The baby and I read a trippy “opposites primer” version of Sense & Sensibility beside the window in the room above the garage. Afterwards I join a conversation on Gene Youngblood. Listen in, that is — and read along. Erik Davis leads the way through “Part Three: Toward Cosmic Consciousness” from Youngblood’s classic “post-McLuhan philosophical probe,” Expanded Cinema. Youngblood begins Part Three with a reference to Louis Pauwels and Jacques Bergier’s French mindbender The Morning of the Magicians. Mind of the observer transformed by science, he says, “We move now in sidereal time” (135). Meaning what, exactly? Time measured according to the stars rather than the sun? Youngblood replies with a quote from John Cage: “A measurement measures measuring means.” Time to venture into invisible worlds — the worlds of the electronic nervous system.
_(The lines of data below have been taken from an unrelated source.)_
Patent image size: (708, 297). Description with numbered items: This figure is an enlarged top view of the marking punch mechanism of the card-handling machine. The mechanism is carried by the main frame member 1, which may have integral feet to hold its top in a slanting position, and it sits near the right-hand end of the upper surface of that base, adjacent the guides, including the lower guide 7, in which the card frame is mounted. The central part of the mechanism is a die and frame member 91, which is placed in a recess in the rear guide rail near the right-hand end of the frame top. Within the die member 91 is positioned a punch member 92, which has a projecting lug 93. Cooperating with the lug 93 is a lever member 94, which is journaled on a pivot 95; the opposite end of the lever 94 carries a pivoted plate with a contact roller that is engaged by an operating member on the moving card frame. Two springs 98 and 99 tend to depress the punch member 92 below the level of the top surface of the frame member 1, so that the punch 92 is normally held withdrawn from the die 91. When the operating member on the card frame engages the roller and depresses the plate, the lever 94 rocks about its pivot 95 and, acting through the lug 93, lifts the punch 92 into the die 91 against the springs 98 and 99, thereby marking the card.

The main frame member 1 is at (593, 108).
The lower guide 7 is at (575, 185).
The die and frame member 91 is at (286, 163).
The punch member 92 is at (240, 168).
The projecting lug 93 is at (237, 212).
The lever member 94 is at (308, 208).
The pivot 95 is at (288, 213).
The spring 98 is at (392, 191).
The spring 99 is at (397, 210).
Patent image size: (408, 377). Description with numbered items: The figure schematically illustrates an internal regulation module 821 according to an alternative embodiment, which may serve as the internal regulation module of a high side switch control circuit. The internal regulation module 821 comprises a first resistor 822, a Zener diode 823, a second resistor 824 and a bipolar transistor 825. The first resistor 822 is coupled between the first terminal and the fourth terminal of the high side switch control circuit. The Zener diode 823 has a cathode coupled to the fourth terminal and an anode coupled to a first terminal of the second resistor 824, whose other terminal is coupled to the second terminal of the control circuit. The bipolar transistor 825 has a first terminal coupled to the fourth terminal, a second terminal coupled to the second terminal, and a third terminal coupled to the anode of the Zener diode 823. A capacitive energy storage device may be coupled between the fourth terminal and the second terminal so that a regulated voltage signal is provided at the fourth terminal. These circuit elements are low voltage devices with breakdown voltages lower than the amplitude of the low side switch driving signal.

Consciousness, omni-operative, pervades every atom, every molecule, right down to the quanta. Youngblood strikes me as a bit of an accelerationist. Worlds evolve, he suggests, rendering other worlds obsolete. Authors seed and cede ground to star children, human/plant/machine hybrids moved by a marriage of reason and intuition. In place of obsolescence I prefer cosmologies that support shared ongoing being.